Mensen die zich identificeren als noch man noch vrouw (ze voelen zich bijvoorbeeld beide tegelijk, of geen van beide) zijn ook transgender, maar zijn ook nonbinair. Binair als in 'er zijn twee opties,' namelijk óf je bent man, óf je bent vrouw. Nonbinaire mensen voelen zich niet thuis met allebei deze opties. Ze zijn transgender of non binair, omdat hun gevoel niet overeenkomt met hun toegewezen geslacht. Het is beleefd om aan iemand te vragen hoe die persoon behandeld wil worden en met welke voornaamwoorden ze aangesproken willen wordne, als je niet zeker weet wat hun geslacht is.
Genderdysforie
Wanneer iemand zich heel ongelukkig of ongemakkelijk voelt in het eigen lichaam, omdat diegene transgender is, dan ervaart die persoon genderdysforie. Een voorbeeld is baardgroei hebben terwijl je je een vrouw voelt. Dit geestelijk leed wordt omschreven in de DSM-5 (2013), het handboek voor psychologie dat wereldwijd gebruikt wordt. Hierdoor kunnen psychologen mensen die transgender zijn een diagnose geven en doorverwijzen zodat de hulp die ze nodig hebben wordt gedekt door de zorgverzekering. Om genderdysforie te verminderen gaan mensen in transitie. Er bestaat fysieke dysforie en sociale dysforie, waarvoor de medische transitie en sociale transitie de oplossing zijn.

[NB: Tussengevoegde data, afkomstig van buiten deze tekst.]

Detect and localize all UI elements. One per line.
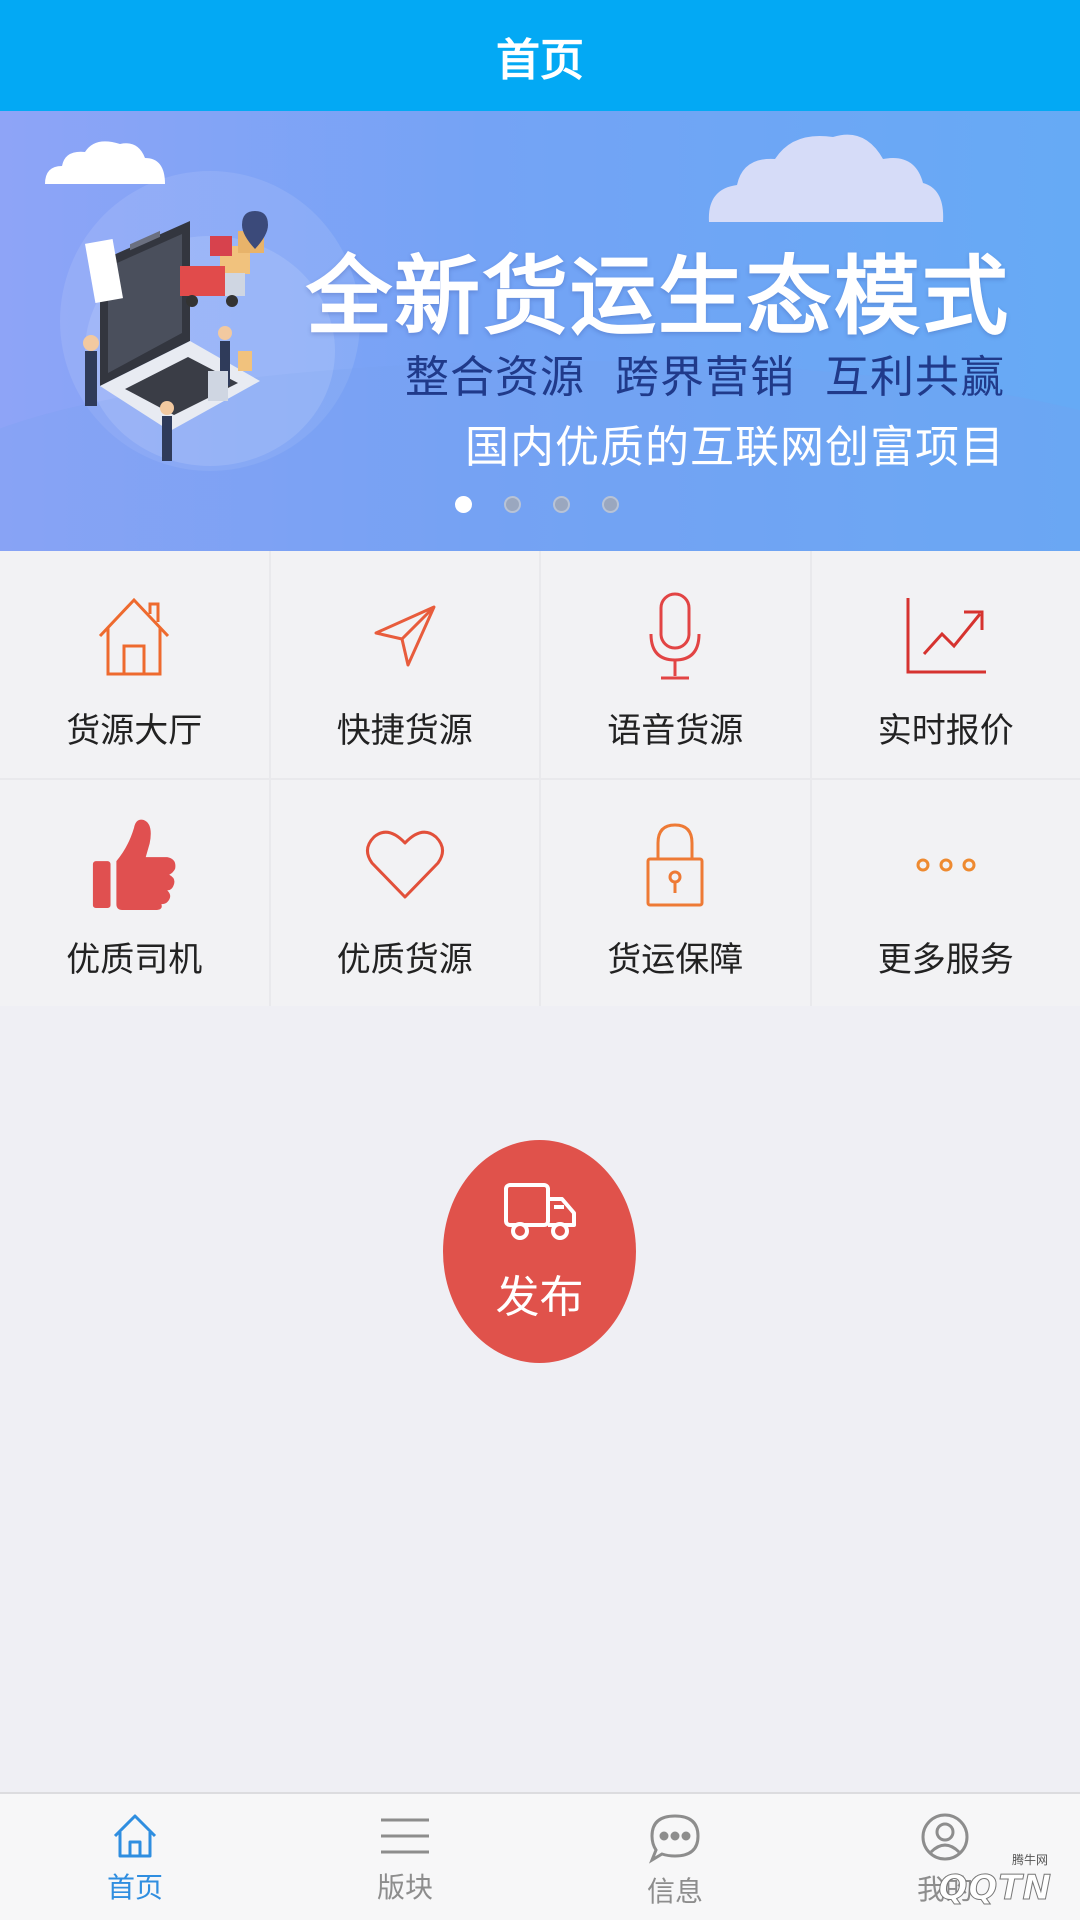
more-dots-icon <box>901 820 991 910</box>
trend-chart-icon <box>901 591 991 681</box>
house-icon <box>89 591 179 681</box>
service-label: 优质司机 <box>66 939 203 980</box>
publish-button[interactable]: 发布 <box>443 1140 636 1363</box>
cloud-icon <box>708 134 944 222</box>
page-title: 首页 <box>496 34 584 86</box>
thumbs-up-icon <box>89 819 179 910</box>
tab-label: 信息 <box>646 1875 703 1908</box>
top-header: 首页 <box>0 0 1080 111</box>
carousel-dot[interactable] <box>602 496 619 513</box>
service-grid: 货源大厅 快捷货源 语音货源 实时报价 优质司机 优质货源 货运保障 更多服务 <box>0 551 1080 1006</box>
banner-subline: 整合资源 跨界营销 互利共赢 <box>405 352 1005 403</box>
truck-icon <box>503 1182 576 1240</box>
tab-messages[interactable]: 信息 <box>540 1794 810 1920</box>
heart-icon <box>360 820 450 910</box>
service-label: 货源大厅 <box>66 711 203 751</box>
watermark-logo: QQTN <box>938 1868 1052 1909</box>
service-realtime-quote[interactable]: 实时报价 <box>811 551 1080 778</box>
carousel-indicator <box>455 496 619 513</box>
tab-label: 版块 <box>376 1871 433 1904</box>
service-label: 实时报价 <box>877 711 1014 751</box>
home-icon <box>113 1814 157 1858</box>
banner-tagline: 国内优质的互联网创富项目 <box>465 422 1005 473</box>
service-freight-guarantee[interactable]: 货运保障 <box>541 779 810 1006</box>
service-label: 语音货源 <box>607 711 744 751</box>
carousel-dot[interactable] <box>504 496 521 513</box>
lock-icon <box>630 820 720 910</box>
tab-sections[interactable]: 版块 <box>270 1794 540 1920</box>
carousel-dot[interactable] <box>553 496 570 513</box>
service-label: 更多服务 <box>877 939 1014 980</box>
banner-headline: 全新货运生态模式 <box>306 247 1010 347</box>
tab-home[interactable]: 首页 <box>0 1794 270 1920</box>
service-quality-driver[interactable]: 优质司机 <box>0 779 269 1006</box>
send-icon <box>360 591 450 681</box>
service-label: 快捷货源 <box>336 711 473 751</box>
service-label: 优质货源 <box>336 939 473 980</box>
service-label: 货运保障 <box>607 939 744 980</box>
service-more[interactable]: 更多服务 <box>811 779 1080 1006</box>
cloud-icon <box>45 141 165 184</box>
chat-icon <box>648 1814 700 1864</box>
service-quality-cargo[interactable]: 优质货源 <box>270 779 539 1006</box>
publish-label: 发布 <box>495 1271 584 1323</box>
watermark-caption: 腾牛网 <box>1011 1853 1048 1867</box>
tab-label: 首页 <box>106 1871 163 1904</box>
service-cargo-hall[interactable]: 货源大厅 <box>0 551 269 778</box>
menu-icon <box>381 1818 429 1854</box>
carousel-dot-active[interactable] <box>455 496 472 513</box>
site-watermark: 腾牛网 QQTN <box>870 1853 1070 1912</box>
service-voice-cargo[interactable]: 语音货源 <box>541 551 810 778</box>
promo-banner[interactable]: 全新货运生态模式 整合资源 跨界营销 互利共赢 国内优质的互联网创富项目 <box>0 111 1080 551</box>
service-quick-cargo[interactable]: 快捷货源 <box>270 551 539 778</box>
microphone-icon <box>630 591 720 681</box>
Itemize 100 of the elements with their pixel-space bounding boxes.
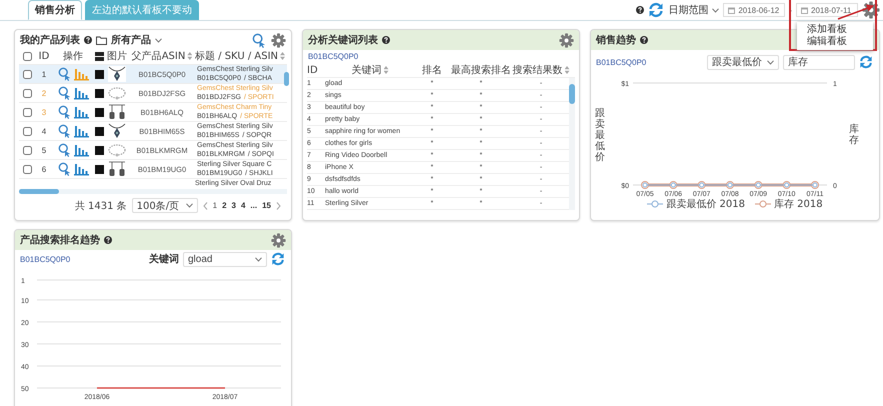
metric-select[interactable]: 跟卖最低价 [707,54,779,70]
asin-link[interactable]: B01BC5Q0P0 [591,58,652,66]
checkbox[interactable] [22,126,32,136]
square-icon [94,146,104,154]
axis-label: 库存 [849,124,859,146]
help-icon[interactable] [84,36,92,44]
select-value: 100条/页 [136,200,180,212]
caret-icon [712,8,720,12]
magnifier-icon[interactable] [58,86,72,100]
previous-page-icon[interactable] [202,202,208,210]
column-header: 父产品ASIN [132,49,192,63]
table-cell: 2 [42,88,46,98]
menu-item[interactable]: 编辑看板 [797,36,873,48]
tab[interactable]: 销售分析 [28,0,82,20]
caret-icon [155,38,162,42]
page-size-select[interactable]: 100条/页 [132,198,198,213]
magnifier-icon[interactable] [58,124,72,138]
column-header: 操作 [63,50,83,63]
magnifier-icon[interactable] [58,143,72,157]
settings-icon[interactable] [271,232,286,248]
bar-chart-icon[interactable] [74,86,88,100]
total-count-text: 共 1431 条 [74,200,127,212]
square-icon [94,88,104,98]
column-header: 搜索结果数 [512,63,570,77]
bar-chart-icon[interactable] [74,106,88,118]
table-cell: 5 [42,146,46,154]
column-header: 标题 / SKU / ASIN [194,49,286,63]
asin-link[interactable]: B01BC5Q0P0 [15,254,76,264]
checkbox[interactable] [22,164,32,174]
magnifier-icon[interactable] [58,162,72,176]
folder-icon [96,36,107,44]
help-icon[interactable] [104,236,112,244]
date-text: 2018-07-11 [811,6,852,14]
checkbox[interactable] [22,52,32,60]
help-icon[interactable] [636,6,644,14]
magnifier-icon[interactable] [58,67,72,81]
page-link[interactable]: 1 [212,201,218,210]
refresh-icon[interactable] [271,252,285,266]
bar-chart-icon[interactable] [74,162,88,176]
date-text: 2018-06-12 [738,6,780,14]
scrollbar-thumb[interactable] [19,189,59,194]
separator-text: - [789,6,792,14]
square-icon [94,108,104,116]
page-link[interactable]: 3 [232,201,236,210]
card-title: 产品搜索排名趋势 [20,234,100,247]
square-icon [94,164,104,174]
page-link[interactable]: 2 [222,201,227,210]
calendar-icon [801,6,808,14]
card-title: 分析关键词列表 [308,34,378,47]
axis-label: 跟卖最低价 [595,108,605,162]
column-header: 关键词 [352,63,388,77]
page-link[interactable]: ... [250,201,258,210]
legend-label[interactable]: 跟卖最低价 2018 [666,197,745,211]
column-header: ID [38,50,50,62]
card-title: 我的产品列表 [20,34,80,47]
help-icon[interactable] [382,36,390,44]
settings-icon[interactable] [559,32,574,48]
square-icon [94,126,104,136]
magnifier-icon[interactable] [58,105,72,119]
caret-icon [255,256,262,262]
magnifier-icon[interactable] [252,32,267,48]
page-link[interactable]: 15 [262,201,271,210]
metric-select[interactable]: 库存 [783,54,855,70]
column-header: 最高搜索排名 [451,64,511,77]
bar-chart-icon[interactable] [74,124,88,138]
column-header: ID [307,64,318,76]
card-title: 销售趋势 [596,34,636,47]
checkbox[interactable] [22,88,32,98]
keyword-select[interactable]: gload [183,252,267,266]
calendar-icon [728,6,736,14]
end-date-field[interactable]: 2018-07-11 [796,3,858,17]
checkbox[interactable] [22,108,32,116]
caret-icon [767,60,774,64]
checkbox[interactable] [22,70,32,78]
table-cell: 4 [42,126,46,136]
product-filter-dropdown[interactable]: 所有产品 [111,33,151,47]
refresh-icon[interactable] [859,55,873,69]
table-cell: 3 [42,108,46,116]
column-header: 图片 [107,50,127,63]
date-range-dropdown[interactable]: 日期范围 [668,3,708,17]
legend-marker [755,200,771,208]
next-page-icon[interactable] [276,202,281,210]
scrollbar-thumb[interactable] [569,84,575,104]
bar-chart-icon[interactable] [74,144,88,156]
square-icon [94,70,104,78]
select-value: 库存 [788,56,808,69]
page-link[interactable]: 4 [240,201,246,210]
select-value: 跟卖最低价 [712,56,762,69]
checkbox[interactable] [22,146,32,154]
asin-link[interactable]: B01BC5Q0P0 [303,50,364,63]
legend-marker [647,200,664,208]
settings-icon[interactable] [271,32,286,48]
help-icon[interactable] [640,36,648,44]
menu-item[interactable]: 添加看板 [797,24,873,36]
select-value: gload [188,254,212,264]
scrollbar-thumb[interactable] [284,72,289,86]
field-label: 关键词 [149,252,179,266]
legend-label[interactable]: 库存 2018 [774,197,823,211]
start-date-field[interactable]: 2018-06-12 [723,3,786,17]
table-cell: 6 [42,164,46,174]
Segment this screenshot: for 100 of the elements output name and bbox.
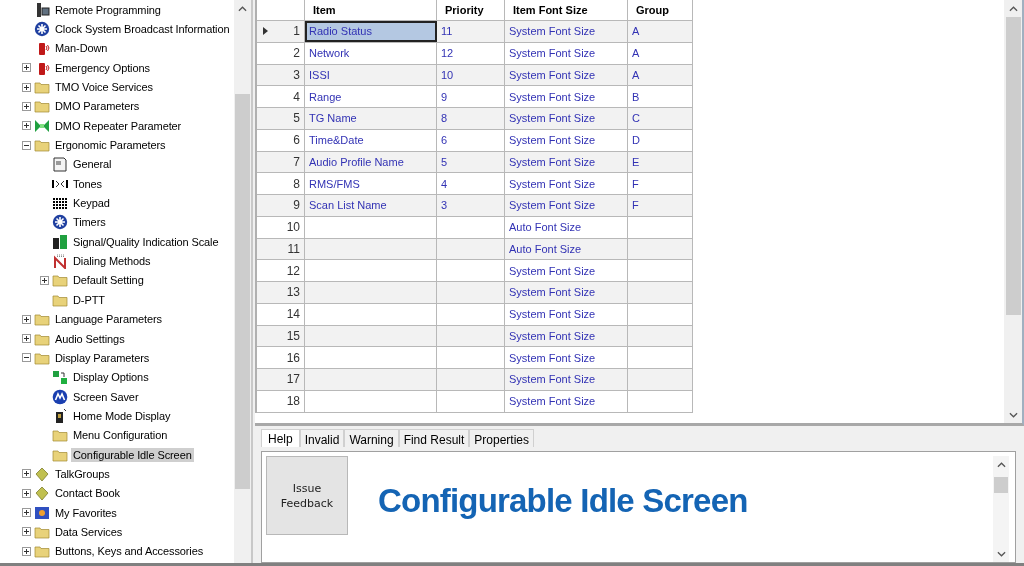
expander-icon[interactable] — [22, 527, 31, 537]
scroll-thumb[interactable] — [235, 94, 250, 489]
expander-icon[interactable] — [22, 546, 31, 556]
tree-item[interactable]: Keypad — [71, 196, 112, 211]
expander-icon[interactable] — [22, 121, 31, 131]
scrollbar[interactable] — [993, 456, 1009, 562]
tree-item[interactable]: Display Parameters — [53, 350, 152, 365]
expander-icon[interactable] — [22, 63, 31, 73]
tree-item[interactable]: TMO Voice Services — [53, 80, 155, 95]
scroll-down-icon[interactable] — [996, 551, 1006, 557]
table-cell[interactable]: ISSI — [305, 64, 437, 86]
tree-item[interactable]: Timers — [71, 215, 108, 230]
table-cell[interactable]: System Font Size — [505, 347, 628, 368]
table-cell[interactable]: System Font Size — [505, 129, 628, 151]
table-cell[interactable]: System Font Size — [505, 195, 628, 216]
table-cell[interactable]: A — [628, 42, 693, 64]
table-cell[interactable]: B — [628, 86, 693, 107]
column-header[interactable]: Priority — [437, 0, 505, 20]
tree-item[interactable]: Dialing Methods — [71, 254, 153, 269]
table-cell[interactable]: System Font Size — [505, 86, 628, 107]
expander-icon[interactable] — [22, 82, 31, 92]
tree-item[interactable]: Home Mode Display — [71, 408, 173, 423]
scroll-down-icon[interactable] — [1008, 412, 1018, 418]
tree-item[interactable]: Configurable Idle Screen — [71, 447, 194, 462]
table-cell[interactable]: RMS/FMS — [305, 173, 437, 194]
table-cell[interactable]: System Font Size — [505, 369, 628, 390]
table-cell[interactable]: Scan List Name — [305, 195, 437, 216]
table-cell[interactable]: Time&Date — [305, 129, 437, 151]
expander-icon[interactable] — [22, 334, 31, 343]
expander-icon[interactable] — [22, 140, 31, 150]
tree-item[interactable]: Ergonomic Parameters — [53, 138, 168, 153]
table-cell[interactable]: System Font Size — [505, 108, 628, 129]
tab[interactable]: Invalid — [299, 429, 345, 447]
scroll-up-icon[interactable] — [996, 462, 1006, 468]
tree-item[interactable]: Man-Down — [53, 41, 110, 56]
tree-item[interactable]: Buttons, Keys and Accessories — [53, 544, 206, 559]
tree-item[interactable]: DMO Repeater Parameter — [53, 118, 184, 133]
table-cell[interactable]: F — [628, 173, 693, 194]
column-header[interactable]: Item — [305, 0, 437, 20]
table-cell[interactable]: 4 — [437, 173, 505, 194]
table-cell[interactable]: System Font Size — [505, 390, 628, 412]
table-cell[interactable]: Range — [305, 86, 437, 107]
tree-item[interactable]: Remote Programming — [53, 2, 163, 17]
tree-item[interactable]: General — [71, 157, 114, 172]
table-cell[interactable]: D — [628, 129, 693, 151]
scroll-up-icon[interactable] — [238, 6, 247, 12]
tree-item[interactable]: My Favorites — [53, 505, 119, 520]
scrollbar[interactable] — [1004, 0, 1022, 423]
table-cell[interactable]: System Font Size — [505, 325, 628, 347]
table-cell[interactable]: System Font Size — [505, 282, 628, 303]
tree-item[interactable]: Signal/Quality Indication Scale — [71, 234, 221, 249]
table-cell[interactable]: Auto Font Size — [505, 216, 628, 238]
scrollbar[interactable] — [234, 0, 251, 563]
table-cell[interactable]: TG Name — [305, 108, 437, 129]
table-cell[interactable]: 8 — [437, 108, 505, 129]
table-cell[interactable]: A — [628, 21, 693, 42]
table-cell[interactable]: System Font Size — [505, 260, 628, 281]
tab[interactable]: Find Result — [398, 429, 470, 447]
expander-icon[interactable] — [22, 469, 31, 479]
expander-icon[interactable] — [22, 508, 31, 518]
expander-icon[interactable] — [40, 276, 49, 285]
scroll-thumb[interactable] — [994, 477, 1008, 493]
expander-icon[interactable] — [22, 101, 31, 111]
table-cell[interactable]: E — [628, 151, 693, 173]
tree-item[interactable]: D-PTT — [71, 292, 107, 307]
scroll-up-icon[interactable] — [1008, 6, 1018, 12]
expander-icon[interactable] — [22, 353, 31, 363]
issue-feedback-button[interactable]: Issue Feedback — [266, 456, 348, 535]
table-cell[interactable]: 5 — [437, 151, 505, 173]
expander-icon[interactable] — [22, 488, 31, 498]
tree-item[interactable]: Emergency Options — [53, 60, 152, 75]
tree-item[interactable]: Clock System Broadcast Information — [53, 22, 232, 36]
table-cell[interactable]: Radio Status — [305, 21, 437, 42]
table-cell[interactable]: 10 — [437, 64, 505, 86]
table-cell[interactable]: System Font Size — [505, 173, 628, 194]
table-cell[interactable]: C — [628, 108, 693, 129]
expander-icon[interactable] — [22, 314, 31, 324]
table-cell[interactable]: Auto Font Size — [505, 238, 628, 260]
tab[interactable]: Properties — [469, 429, 535, 447]
scroll-thumb[interactable] — [1005, 17, 1021, 315]
column-header[interactable]: Item Font Size — [505, 0, 628, 20]
tab[interactable]: Help — [261, 429, 300, 447]
tree-item[interactable]: DMO Parameters — [53, 99, 142, 114]
tree-item[interactable]: Contact Book — [53, 486, 122, 501]
table-cell[interactable]: Network — [305, 42, 437, 64]
tree-item[interactable]: Default Setting — [71, 273, 146, 288]
table-cell[interactable]: 11 — [437, 21, 505, 42]
tree-item[interactable]: Display Options — [71, 370, 151, 385]
tab[interactable]: Warning — [344, 429, 399, 447]
table-cell[interactable]: System Font Size — [505, 151, 628, 173]
tree-item[interactable]: Menu Configuration — [71, 428, 170, 443]
table-cell[interactable]: 9 — [437, 86, 505, 107]
column-header[interactable]: Group — [628, 0, 693, 20]
table-cell[interactable]: A — [628, 64, 693, 86]
tree-item[interactable]: TalkGroups — [53, 466, 112, 481]
tree-item[interactable]: Data Services — [53, 524, 125, 539]
tree-item[interactable]: Language Parameters — [53, 312, 164, 327]
table-cell[interactable]: 6 — [437, 129, 505, 151]
tree-item[interactable]: Tones — [71, 176, 104, 191]
tree-item[interactable]: Screen Saver — [71, 389, 141, 404]
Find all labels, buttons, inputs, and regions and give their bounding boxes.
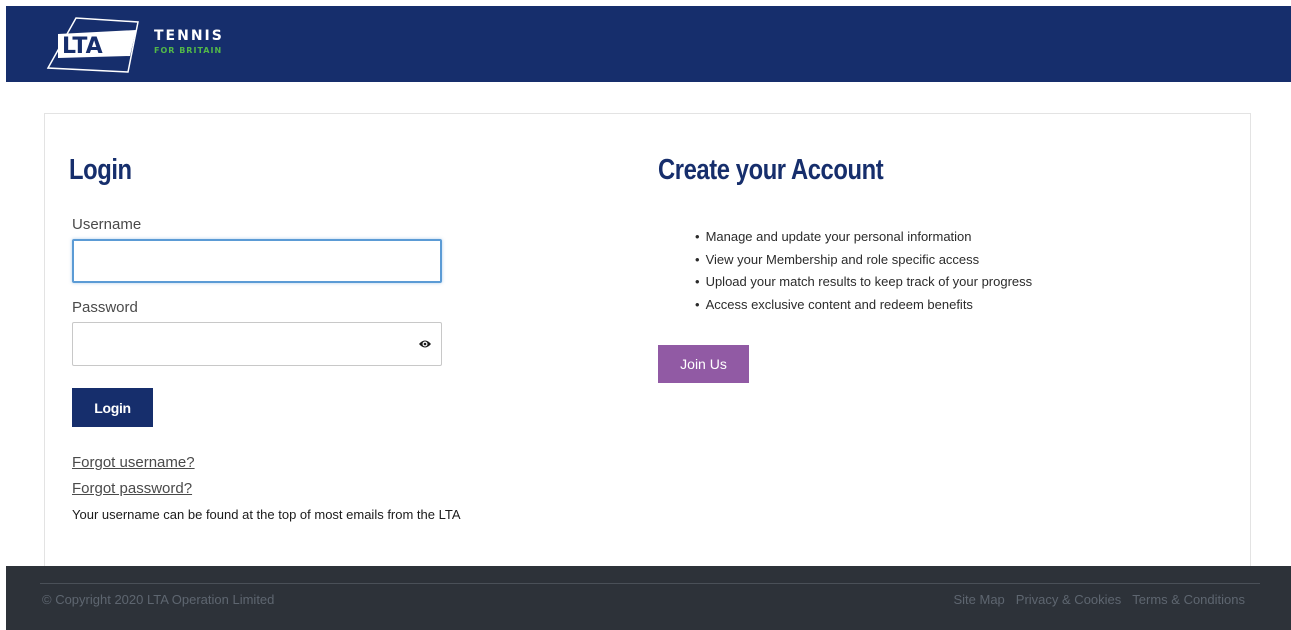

Geslachtsidentiteitstoornis
Wegens de verwarring met homo-, hetero- en andere vormen van seksualiteit, spreekt de DSM IV (Amerikaans handboek voor diagnose en statistiek van psychische aandoeningen) in plaats van transseksualiteit, nu over geslachtsidentiteitsstoornis. Transseksualiteit heeft immers maar zijdelings te maken met seksualiteit en niets te maken met het geslacht van de mensen tot wie men zich aangetrokken voelt, maar alles met de eigen geslachtsidentiteit.
In transitie gaan
Wanneer een transgender persoon in transitie gaat, dan beginnen ze met de verandering naar hun gewenste geslacht. Dit heeft drie kanten: medisch. sociaal, en wettelijk.
Medisch:
Doorgaans bestaat het medische traject uit het gebruik van puberteitsremmers (12 tot 16 jaar oud), hormonen (minimaal 16 jaar), en één of meerdere operaties (minimaal 18 jaar).
Sociaal:
Voordat men in aanmerking komt voor operaties, moet men minstens een jaar leven als het gewenste geslacht. Dit is een eis gesteld door ziekenhuizen. Dit betekent in de praktijk vaak een nieuwe naam, een nieuwe garderobe (Waarvoor je bij Danaë Trans-Missie de nodige onderkleding en protheses kan verkrijgen), een ander kapsel, een coming-out bij vrienden en familie, en vooral een hoop zelfontplooiing. Natuurlijk kan de sociale kant van de transitie ook plaatsvinden zonder dat er een ziekenhuis is betrokken. Bijvoorbeeld: een transgender meisje (zij is geboren als jongen) vertelt na overleg met haar mentor in de klas dat ze vanaf nu behandeld wil worden als meisje en dat ze naar school gaat komen in vrouwenkleding. Ze heeft een nieuwe naam gekozen, maar die mag ze niet overal gebruiken, omdat die naam nog niet op haar ID-kaart staat. Het kan door haar leeftijd nog lang duren voordat ze haar gegevens kan wijzigen en voordat ze iets aan haar lichaam kan laten veranderen.
Wettelijk:
Vanaf 16 jaar, en nadat een deskundige psycholoog heeft vastgesteld dat diegene transgender is, kan die persoon wettelijk verandering van geslacht en nieuwe voornamen kiezen. Deze gegevens komen dan in de geboorteakte, ID-kaart, paspoort, rijbewijs, etc. te staan.
Mensen die geen gehele medische transitie willen kunnen ervoor kiezen om geen hormonen te gebruiken maar wel operaties te ondergaan, of andersom. Ook blijft het wijzigen van gegevens optioneel.